Poly(ADP-ribose) polymerase expression in kidney transplantation: from alfa (alpha) to Omega (Omega) - PubMed (original) (raw)

Introduction: Overactivation of the enzyme poly(ADP-ribose) polymerase (PARP-1) can be induced by ischemia-reperfusion and involved in the renal injury subsequent to kidney transplant. The poly(ADP-ribosy)lation mechanism alters free radical-induced DNA damage, which is repair by PARP-1 polymer. However, PARP-1 overexpression induces cellular necrosis. Our aim was to study the immunohistochemical PARP-1 expression in kidney transplant biopsies associated with various events.

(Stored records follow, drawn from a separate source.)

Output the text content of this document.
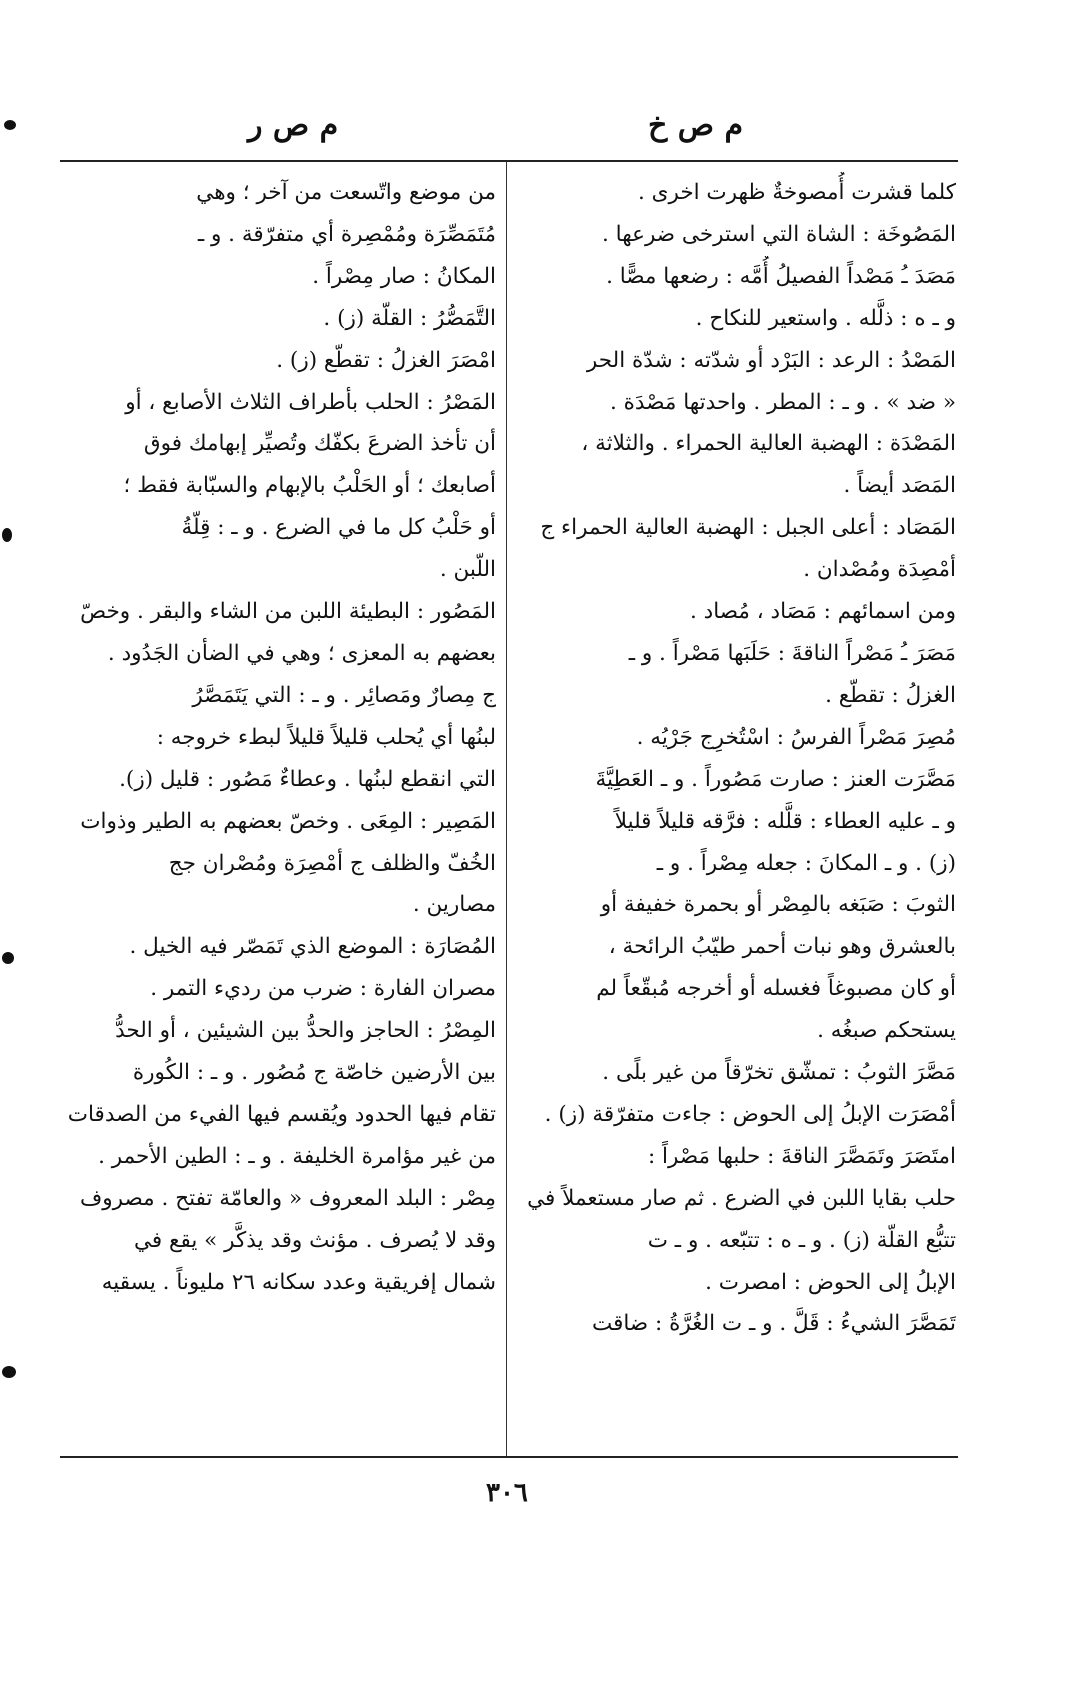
م ص خ
م ص ر
كلما قشرت أُمصوخةٌ ظهرت اخرى .
المَصُوخَة : الشاة التي استرخى ضرعها .
مَصَدَ ـُ مَصْداً الفصيلُ أُمَّه : رضعها مصًّا .
و ـ ه : ذلَّله . واستعير للنكاح .
المَصْدُ : الرعد : البَرْد أو شدّته : شدّة الحر
« ضد » . و ـ : المطر . واحدتها مَصْدَة .
المَصْدَة : الهضبة العالية الحمراء . والثلاثة ،
المَصَد أيضاً .
المَصَاد : أعلى الجبل : الهضبة العالية الحمراء ج
أمْصِدَة ومُصْدان .
ومن اسمائهم : مَصَاد ، مُصاد .
مَصَرَ ـُ مَصْراً الناقةَ : حَلَبَها مَصْراً . و ـ
الغزلُ : تقطّع .
مُصِرَ مَصْراً الفرسُ : اسْتُخرِج جَرْيُه .
مَصَّرَت العنز : صارت مَصُوراً . و ـ العَطِيَّةَ
و ـ عليه العطاء : قلَّله : فرَّقه قليلاً قليلاً
(ز) . و ـ المكانَ : جعله مِصْراً . و ـ
الثوبَ : صَبَغه بالمِصْر أو بحمرة خفيفة أو
بالعشرق وهو نبات أحمر طيّبُ الرائحة ،
أو كان مصبوغاً فغسله أو أخرجه مُبقّعاً لم
يستحكم صبغُه .
مَصَّرَ الثوبُ : تمشّق تخرّقاً من غير بلًى .
أمْصَرَت الإبلُ إلى الحوض : جاءت متفرّقة (ز) .
امتَصَرَ وتَمَصَّرَ الناقةَ : حلبها مَصْراً :
حلب بقايا اللبن في الضرع . ثم صار مستعملاً في
تتبُّع القلّة (ز) . و ـ ه : تتبّعه . و ـ ت
الإبلُ إلى الحوض : امصرت .
تَمَصَّرَ الشيءُ : قَلَّ . و ـ ت الغُرَّةُ : ضاقت
من موضع واتّسعت من آخر ؛ وهي
مُتَمَصِّرَة ومُمْصِرة أي متفرّقة . و ـ
المكانُ : صار مِصْراً .
التَّمَصُّرُ : القلّة (ز) .
امْصَرَ الغزلُ : تقطّع (ز) .
المَصْرُ : الحلب بأطراف الثلاث الأصابع ، أو
أن تأخذ الضرعَ بكفّك وتُصيِّر إبهامك فوق
أصابعك ؛ أو الحَلْبُ بالإبهام والسبّابة فقط ؛
أو حَلْبُ كل ما في الضرع . و ـ : قِلّةُ
اللّبن .
المَصُور : البطيئة اللبن من الشاء والبقر . وخصّ
بعضهم به المعزى ؛ وهي في الضأن الجَدُود .
ج مِصارٌ ومَصائِر . و ـ : التي يَتَمَصَّرُ
لبنُها أي يُحلب قليلاً قليلاً لبطء خروجه :
التي انقطع لبنُها . وعطاءٌ مَصُور : قليل (ز).
المَصِير : المِعَى . وخصّ بعضهم به الطير وذوات
الخُفّ والظلف ج أمْصِرَة ومُصْران جج
مصارين .
المُصَارَة : الموضع الذي تَمَصّر فيه الخيل .
مصران الفارة : ضرب من رديء التمر .
المِصْرُ : الحاجز والحدُّ بين الشيئين ، أو الحدُّ
بين الأرضين خاصّة ج مُصُور . و ـ : الكُورة
تقام فيها الحدود ويُقسم فيها الفيء من الصدقات
من غير مؤامرة الخليفة . و ـ : الطين الأحمر .
مِصْر : البلد المعروف « والعامّة تفتح . مصروف
وقد لا يُصرف . مؤنث وقد يذكَّر » يقع في
شمال إفريقية وعدد سكانه ٢٦ مليوناً . يسقيه
٣٠٦
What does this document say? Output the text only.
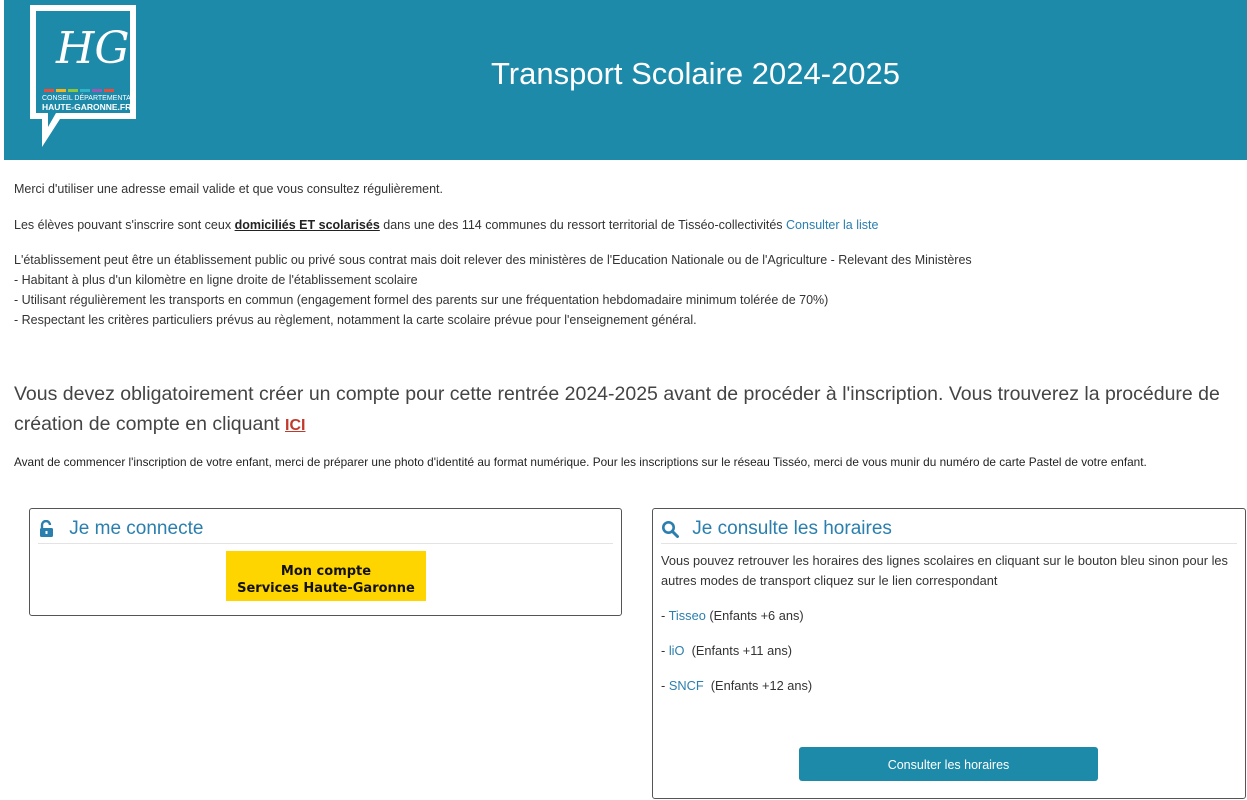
HG
CONSEIL DÉPARTEMENTAL
HAUTE-GARONNE.FR
Transport Scolaire 2024-2025

Merci d'utiliser une adresse email valide et que vous consultez régulièrement.

Les élèves pouvant s'inscrire sont ceux domiciliés ET scolarisés dans une des 114 communes du ressort territorial de Tisséo-collectivités Consulter la liste

L'établissement peut être un établissement public ou privé sous contrat mais doit relever des ministères de l'Education Nationale ou de l'Agriculture - Relevant des Ministères
- Habitant à plus d'un kilomètre en ligne droite de l'établissement scolaire
- Utilisant régulièrement les transports en commun (engagement formel des parents sur une fréquentation hebdomadaire minimum tolérée de 70%)
- Respectant les critères particuliers prévus au règlement, notamment la carte scolaire prévue pour l'enseignement général.

Vous devez obligatoirement créer un compte pour cette rentrée 2024-2025 avant de procéder à l'inscription. Vous trouverez la procédure de création de compte en cliquant ICI
Avant de commencer l'inscription de votre enfant, merci de préparer une photo d'identité au format numérique. Pour les inscriptions sur le réseau Tisséo, merci de vous munir du numéro de carte Pastel de votre enfant.
Je me connecte
Mon compte
Services Haute-Garonne
Je consulte les horaires
Vous pouvez retrouver les horaires des lignes scolaires en cliquant sur le bouton bleu sinon pour les autres modes de transport cliquez sur le lien correspondant
- Tisseo (Enfants +6 ans)
- liO  (Enfants +11 ans)
- SNCF  (Enfants +12 ans)
Consulter les horaires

Materials and methods: We studied the nuclear expression of PARP-1 in kidney tubule cells by immunohistochemistry using the monoclonal antibody PAR01 in donor biopsies without acute tubular necrosis (ATN) (n = 60; controls), allografts that suffer ATN (n = 90) or an episode of acute humoral rejection (n = 12) or acute tubulointerstitial rejection (n = 25), or chronic allograft nephropathy (n = 25). Furthermore, we also studied protocol biopsies with subclinical rejection (n = 60). Renal lesions in transplant biopsies were graded blindly using 1997 Banff criteria without any clinical information.

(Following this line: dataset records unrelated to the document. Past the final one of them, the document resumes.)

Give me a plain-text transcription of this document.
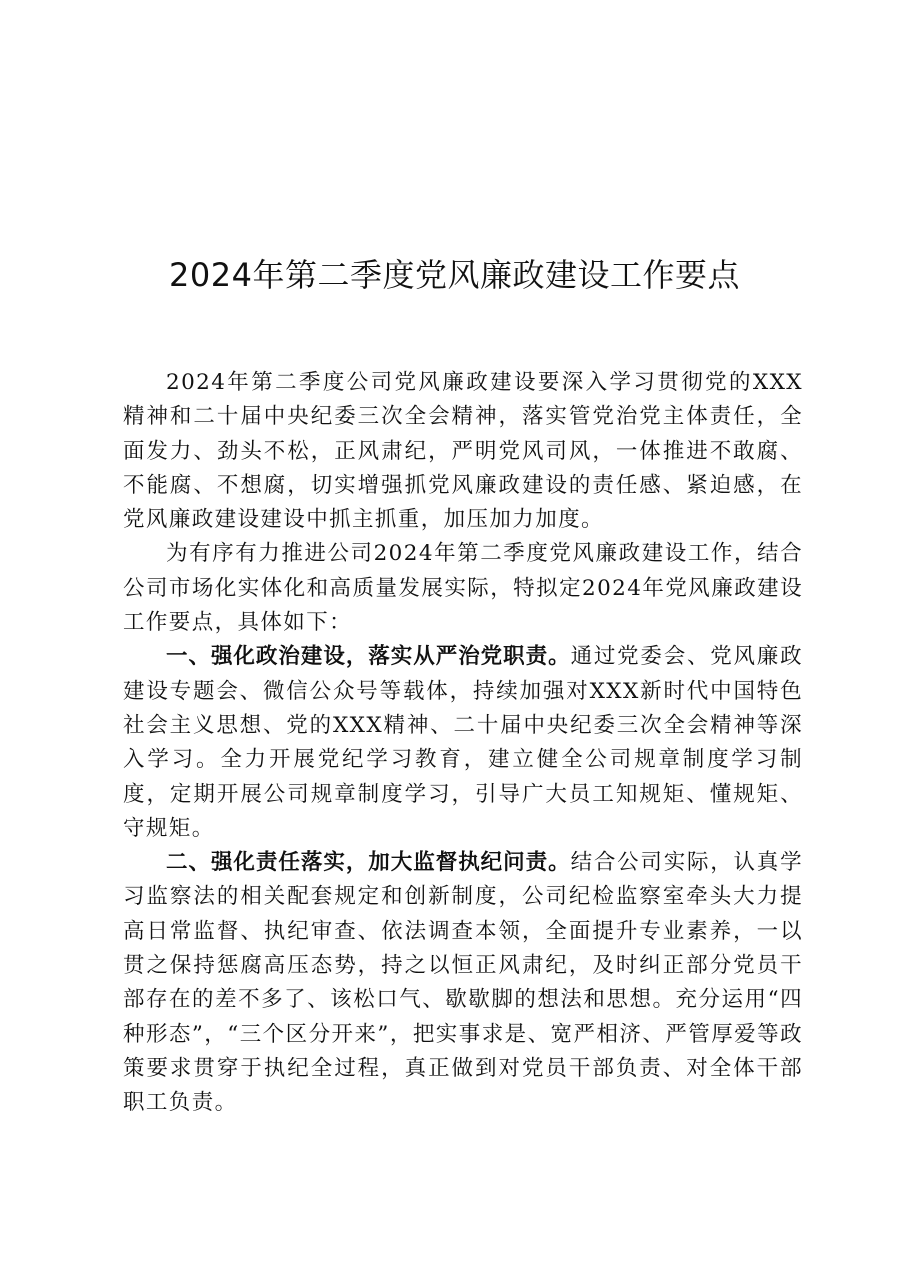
2024年第二季度党风廉政建设工作要点

2024年第二季度公司党风廉政建设要深入学习贯彻党的XXX精神和二十届中央纪委三次全会精神，落实管党治党主体责任，全面发力、劲头不松，正风肃纪，严明党风司风，一体推进不敢腐、不能腐、不想腐，切实增强抓党风廉政建设的责任感、紧迫感，在党风廉政建设建设中抓主抓重，加压加力加度。

为有序有力推进公司2024年第二季度党风廉政建设工作，结合公司市场化实体化和高质量发展实际，特拟定2024年党风廉政建设工作要点，具体如下：

一、强化政治建设，落实从严治党职责。通过党委会、党风廉政建设专题会、微信公众号等载体，持续加强对XXX新时代中国特色社会主义思想、党的XXX精神、二十届中央纪委三次全会精神等深入学习。全力开展党纪学习教育，建立健全公司规章制度学习制度，定期开展公司规章制度学习，引导广大员工知规矩、懂规矩、守规矩。

二、强化责任落实，加大监督执纪问责。结合公司实际，认真学习监察法的相关配套规定和创新制度，公司纪检监察室牵头大力提高日常监督、执纪审查、依法调查本领，全面提升专业素养，一以贯之保持惩腐高压态势，持之以恒正风肃纪，及时纠正部分党员干部存在的差不多了、该松口气、歇歇脚的想法和思想。充分运用“四种形态”，“三个区分开来”，把实事求是、宽严相济、严管厚爱等政策要求贯穿于执纪全过程，真正做到对党员干部负责、对全体干部职工负责。
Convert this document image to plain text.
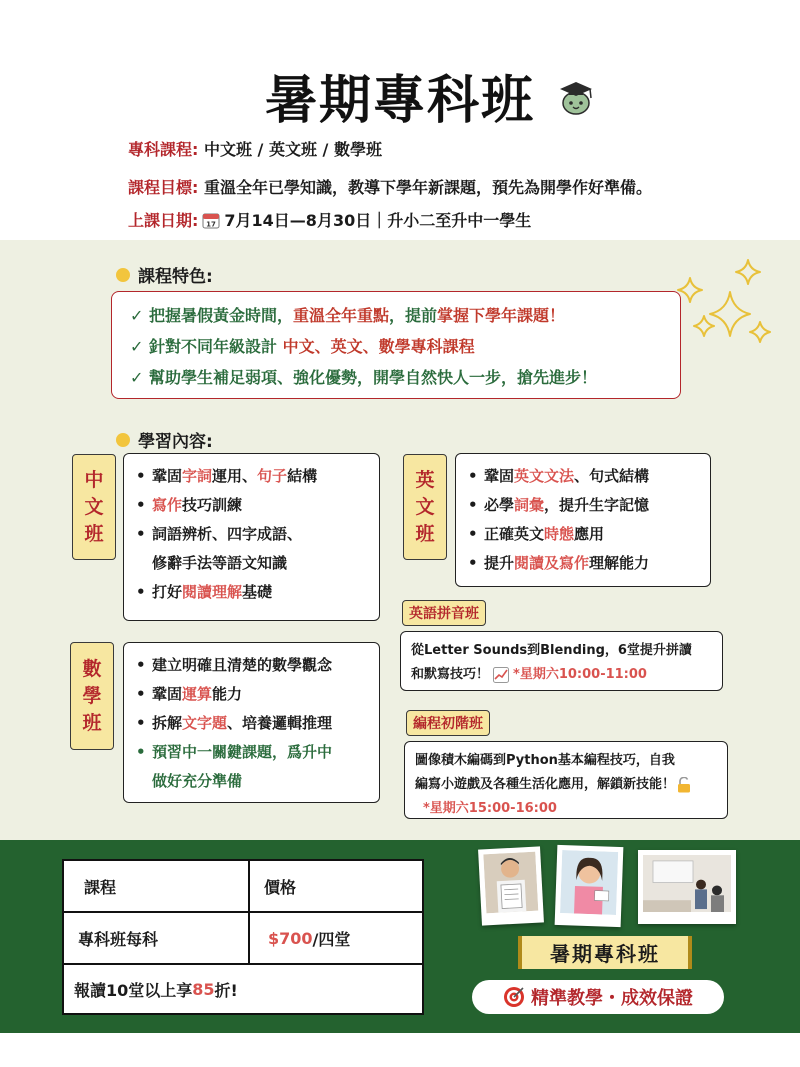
暑期專科班
專科課程: 中文班 / 英文班 / 數學班
課程目標: 重溫全年已學知識，教導下學年新課題，預先為開學作好準備。
上課日期: 17 7月14日—8月30日｜升小二至升中一學生
課程特色:
✓ 把握暑假黃金時間，重溫全年重點，提前掌握下學年課題！
✓ 針對不同年級設計 中文、英文、數學專科課程
✓ 幫助學生補足弱項、強化優勢，開學自然快人一步，搶先進步！
學習內容:
中
文
班
• 鞏固 字詞 運用、 句子 結構
• 寫作 技巧訓練
• 詞語辨析、四字成語、
修辭手法等語文知識
• 打好 閱讀理解 基礎
英
文
班
• 鞏固 英文文法 、句式結構
• 必學 詞彙 ，提升生字記憶
• 正確英文 時態 應用
• 提升 閱讀及寫作 理解能力
英語拼音班
從Letter Sounds到Blending，6堂提升拼讀
和默寫技巧！ *星期六10:00-11:00
編程初階班
圖像積木編碼到Python基本編程技巧，自我
編寫小遊戲及各種生活化應用，解鎖新技能！
*星期六15:00-16:00
數
學
班
• 建立明確且清楚的數學觀念
• 鞏固 運算 能力
• 拆解 文字題 、培養邏輯推理
• 預習中一關鍵課題，爲升中
做好充分準備
課程	價格
專科班每科	$700 /四堂
報讀10堂以上享 85 折!
暑期專科班
精準教學・成效保證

Results: Biopsies without morphological features of ATN, namely acute tubulointerstitial rejection, borderline or subclinical rejection, showed lesser PARP-1 expression compared with biopsies with ATN or with ischemic mechanism of acute humoral rejection or chronic allograft nephropathys. We observed an inverse relation between PARP-1 expression and renal function (P < .001). Overall, renal biopsies showing ATN revealed greater expression of PARP-1 (r = 0.785, Pearson test). A significant relationship with PARP-1 expression was demonstrated with renal function (effective diuresis, serum creatinine levels) and pretransplant cold ischemia time (P < .001).

Conclusion: Kidney transplant events including ischemia were associated with the highest PARP-1 expression and worse allograft renal function.